Mox Opal and Monolith are insane mana sources, but there haven’t been good spells worth casting in Legacy that cost six or more mana for a while. Mox Opal is good enough to make Affinity playable and be played as a four-of in Extended despite its being legendary.
Jeweled Amulet looks odd, and I’d be impressed if you’d heard of it before just now. Not only is it great at turning on a Mox Opal, but it also gives you an extra mana on turn 2 for that Chalice for two or the Trinisphere that you couldn’t otherwise cast.
When the opponent looks up at you with sad eyes and passes the turn while cursing Trinisphere under his breath, no longer will you have to cross your fingers praying for Baneslayer off the top in your Legacy deck because you’d rather draw seven cards. With tons of mana generation, this deck can drop entire hands on the table by turn 2, so Time Spiral is extremely abusable when a lock piece prevents spells like Lackey or Nacatl from hitting the table or Bolts from hitting your dome.
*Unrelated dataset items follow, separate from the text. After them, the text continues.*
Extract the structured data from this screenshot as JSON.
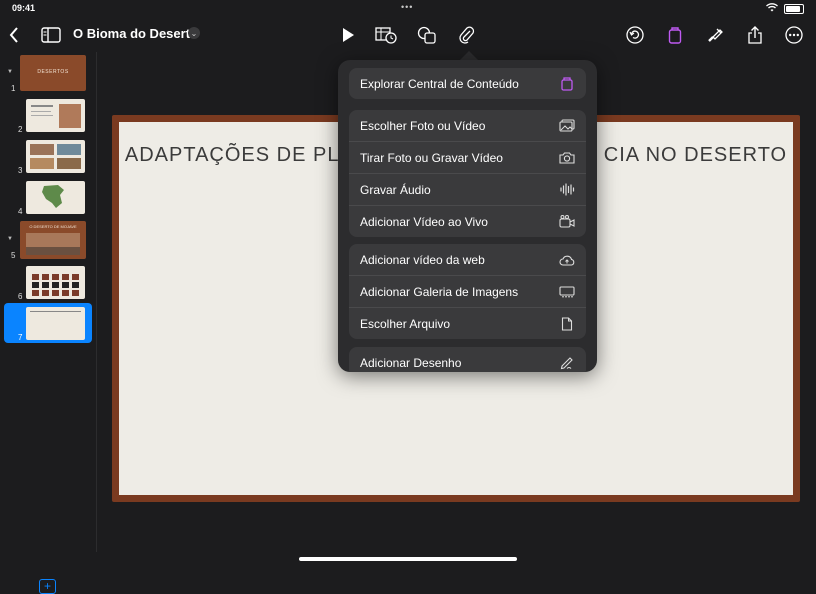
{
  "status": {
    "time": "09:41"
  },
  "toolbar": {
    "doc_title": "O Bioma do Deserto"
  },
  "sidebar": {
    "slides": [
      {
        "num": "1",
        "label": "DESERTOS"
      },
      {
        "num": "2",
        "label": ""
      },
      {
        "num": "3",
        "label": ""
      },
      {
        "num": "4",
        "label": ""
      },
      {
        "num": "5",
        "label": "O DESERTO DE MOJAVE"
      },
      {
        "num": "6",
        "label": ""
      },
      {
        "num": "7",
        "label": ""
      }
    ]
  },
  "slide": {
    "title_left": "ADAPTAÇÕES DE PLA",
    "title_right": "CIA NO DESERTO"
  },
  "menu": {
    "group1": [
      {
        "label": "Explorar Central de Conteúdo",
        "icon": "content-hub-icon"
      }
    ],
    "group2": [
      {
        "label": "Escolher Foto ou Vídeo",
        "icon": "photo-library-icon"
      },
      {
        "label": "Tirar Foto ou Gravar Vídeo",
        "icon": "camera-icon"
      },
      {
        "label": "Gravar Áudio",
        "icon": "waveform-icon"
      },
      {
        "label": "Adicionar Vídeo ao Vivo",
        "icon": "live-video-icon"
      }
    ],
    "group3": [
      {
        "label": "Adicionar vídeo da web",
        "icon": "cloud-icon"
      },
      {
        "label": "Adicionar Galeria de Imagens",
        "icon": "image-gallery-icon"
      },
      {
        "label": "Escolher Arquivo",
        "icon": "document-icon"
      }
    ],
    "group4": [
      {
        "label": "Adicionar Desenho",
        "icon": "pencil-draw-icon"
      }
    ]
  },
  "colors": {
    "accent": "#0a84ff",
    "highlight": "#bf5af2",
    "slide_border": "#7a3a20"
  }
}
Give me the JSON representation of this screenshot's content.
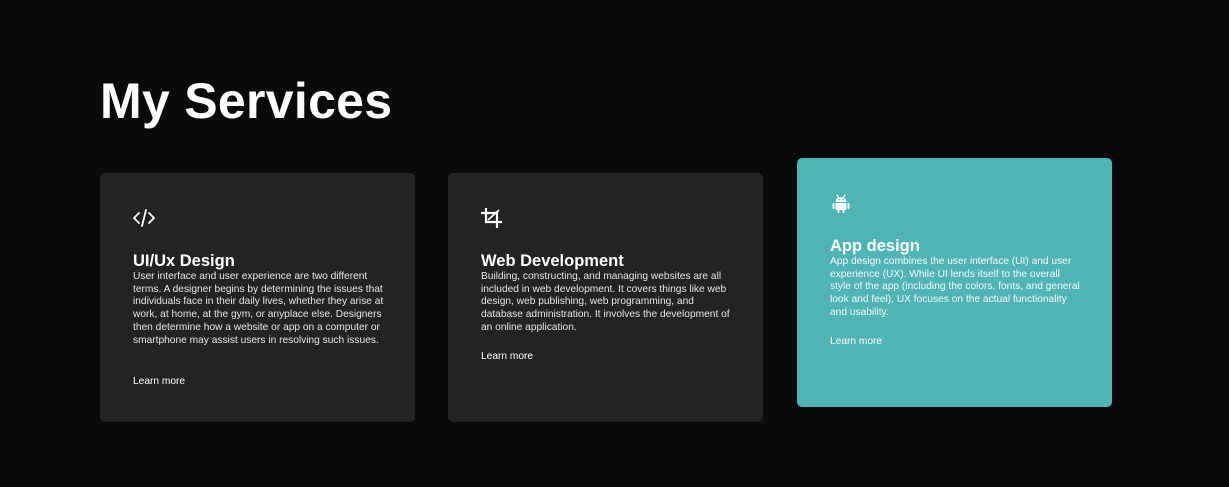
{
  "heading": "My Services",
  "colors": {
    "background": "#0b0a0b",
    "card": "#232323",
    "card_highlight": "#50b3b4",
    "text": "#ffffff"
  },
  "services": [
    {
      "icon": "code-icon",
      "title": "UI/Ux Design",
      "description": "User interface and user experience are two different terms. A designer begins by determining the issues that individuals face in their daily lives, whether they arise at work, at home, at the gym, or anyplace else. Designers then determine how a website or app on a computer or smartphone may assist users in resolving such issues.",
      "link": "Learn more"
    },
    {
      "icon": "crop-icon",
      "title": "Web Development",
      "description": "Building, constructing, and managing websites are all included in web development. It covers things like web design, web publishing, web programming, and database administration. It involves the development of an online application.",
      "link": "Learn more"
    },
    {
      "icon": "android-icon",
      "title": "App design",
      "description": "App design combines the user interface (UI) and user experience (UX). While UI lends itself to the overall style of the app (including the colors, fonts, and general look and feel), UX focuses on the actual functionality and usability.",
      "link": "Learn more"
    }
  ]
}
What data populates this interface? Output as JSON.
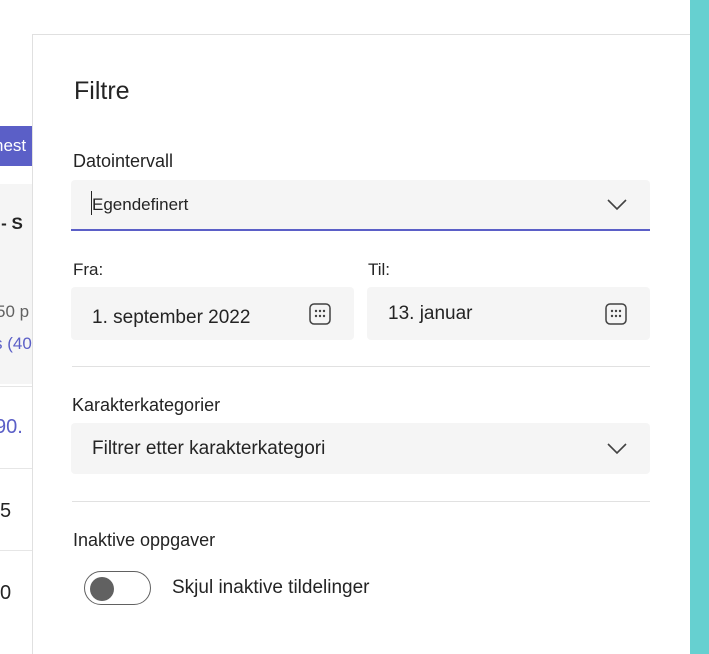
{
  "background": {
    "chip_text": "nest",
    "row_texts": [
      "d - S",
      "50 p",
      "s (40",
      "90.",
      "5",
      "0"
    ]
  },
  "panel": {
    "title": "Filtre",
    "date_range": {
      "label": "Datointervall",
      "value": "Egendefinert"
    },
    "from": {
      "label": "Fra:",
      "value": "1. september 2022"
    },
    "to": {
      "label": "Til:",
      "value": "13. januar"
    },
    "grade_categories": {
      "label": "Karakterkategorier",
      "placeholder": "Filtrer etter karakterkategori"
    },
    "inactive": {
      "label": "Inaktive oppgaver",
      "toggle_label": "Skjul inaktive tildelinger",
      "toggle_on": false
    }
  },
  "colors": {
    "accent": "#5b5fc7",
    "edge": "#66d0d0",
    "field_bg": "#f5f5f5"
  },
  "icons": [
    "chevron-down-icon",
    "calendar-icon"
  ]
}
Quick note on the sideboard:
Having Tezz to tutor for any artifacts makes one-ofs awesome in the main, but a lot of what the sideboard can do is increase the numbers of those bullets (like Pithing Needle, Crucible of Worlds, and Ensnaring Bridge). Aggro is definitely a lot harder for us than control or combo, so Propaganda deserves a full four slots in the board. Vendilion Clique is an underutilized card in Legacy, but it’s absolutely nuts against control and combo decks and definitely deserves a sideboard slot. Finally, Jester’s Cap is sort of old-school tech, but you can’t argue its effectiveness. While it’s very possible to activate it on turn 2 against combo, it’s more likely that you’ll tutor it with Tezz and a Trinisphere on the board to bait the concession.
After casting nothing but counterspells and removal for the past couple years, I’ve become tired of doing fair things. I don’t want to cast vanilla creatures, and I don’t want to rely on the combat step. Building and testing these decks with Nick really rekindled a fiery passion for Legacy that was dwindling from playing in a suppressed format under Survival. I think these decks are great examples of not playing fair.
A brief interlude on Standard, since there’s a Standard Open this weekend along with the Legacy one that I’m anticipating: I’m not playing Lotus Cobra, Jace, and Explore in Legacy because they’re mediocre – these cards are the real deal. The synergy between Lotus Cobra, Jace, and Oracle of Mul Daya has been rocking Constructed since its debut in Block at PT San Juan and for a good reason. Cobra and Explore can lead to turn 3 Titans, ranging from not only Frosty and Fiery but even the undead one, too. Just hope that you’re on the delivering side and not the receiving side. In terms of the best fair deck, U/B clearly dominated the Top 8 of Worlds, but “Caw-Go!” is a very good and real deck (or U/W if you refute bad-a** nomenclature), but do
play this deck without Sun Titans and Gideon Juras.
Good luck in your battles, and I’ll see you all in Kansas City!
I’ll be writing about Extended before Atlanta; keep brewing and keep in touch!